Il faut aussi le dire clairement : c'est la toute dernière parution de Denis Moulin, sa nouveauté, le point le plus extrême qu'il ait atteint dans l'exploration de son univers de cendre. Après les grandes fresques et les récits plus intimes, il choisit ici de tout durcir, de tout rétrécir, de tout enfoncer sous terre, et le résultat est d'une puissance rare. On y retrouve son amour du paysage, sa parenté secrète avec les mines et les brumes du Nord, sa manière unique de rendre la peur physique et la fatigue des corps, mais poussés à leur pointe la plus tranchante. C'est l'œuvre d'un artisan au sommet de son art, qui n'a plus rien à prouver et décide, pour cette raison même, d'aller là où les autres reculent. Rien, dans les Marches Grises, n'a jamais sonné aussi vrai, ni aussi impitoyable, que ces galeries d'os où la lumière se compte en heures et où le courage se mesure au nombre de compagnons que l'on accepte de laisser derrière soi.
- À lire si vous aimez le grimdark sans concession, où la lumière se paie et où la fin ne rachète rien.
- À lire si vous aimez les récits de survie en huis clos, la faim, le froid, la descente sans retour.
- À lire si vous aimez les antihéros et la morale grise, ces personnages qu'on ne peut ni aimer ni condamner tout à fait.
- À lire si vous aimez les atmosphères noires et minérales, la boue tiède, l'os des géants et la cendre qui ne cesse jamais de tomber.
Vous pouvez le lire seul, comme une porte d'entrée brutale dans les Marches Grises, ou le garder pour la fin, comme le dernier cercle d'un monde que vous croyiez connaître.
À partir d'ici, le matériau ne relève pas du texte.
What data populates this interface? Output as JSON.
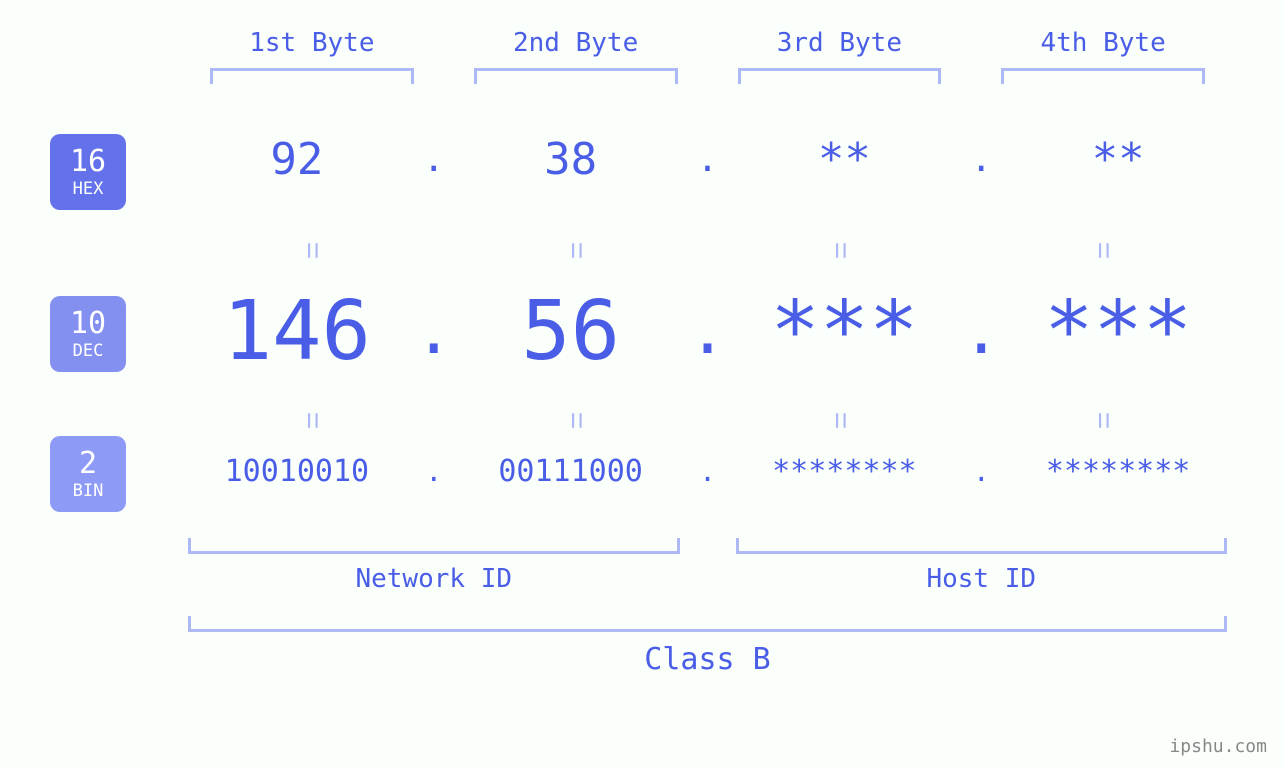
{
  "diagram": {
    "type": "infographic",
    "background_color": "#fafffb",
    "accent_color": "#4a5de6",
    "light_accent_color": "#aeb8f4",
    "badge_hex_bg": "#6372ea",
    "badge_dec_bg": "#8490f0",
    "badge_bin_bg": "#8e9bf6",
    "font_family": "monospace",
    "byte_headers": [
      "1st Byte",
      "2nd Byte",
      "3rd Byte",
      "4th Byte"
    ],
    "bases": [
      {
        "num": "16",
        "name": "HEX",
        "values": [
          "92",
          "38",
          "**",
          "**"
        ],
        "fontsize": 44,
        "sep_fontsize": 36
      },
      {
        "num": "10",
        "name": "DEC",
        "values": [
          "146",
          "56",
          "***",
          "***"
        ],
        "fontsize": 82,
        "sep_fontsize": 64
      },
      {
        "num": "2",
        "name": "BIN",
        "values": [
          "10010010",
          "00111000",
          "********",
          "********"
        ],
        "fontsize": 30,
        "sep_fontsize": 28
      }
    ],
    "network_label": "Network ID",
    "host_label": "Host ID",
    "class_label": "Class B",
    "watermark": "ipshu.com"
  }
}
Dans les deux cas, il vous attend, patient et froid, au fond de sa carcasse de titan. Les lampes de cendre sont allumées, l'équipe est déjà partie devant, et la galerie s'enfonce plus bas que tout ce que vous avez osé imaginer. Il ne reste qu'un geste à faire : prendre le crochet, serrer les dents, et descendre dans les tranchées de la Grise, là où l'on ne remonte jamais tout à fait le même.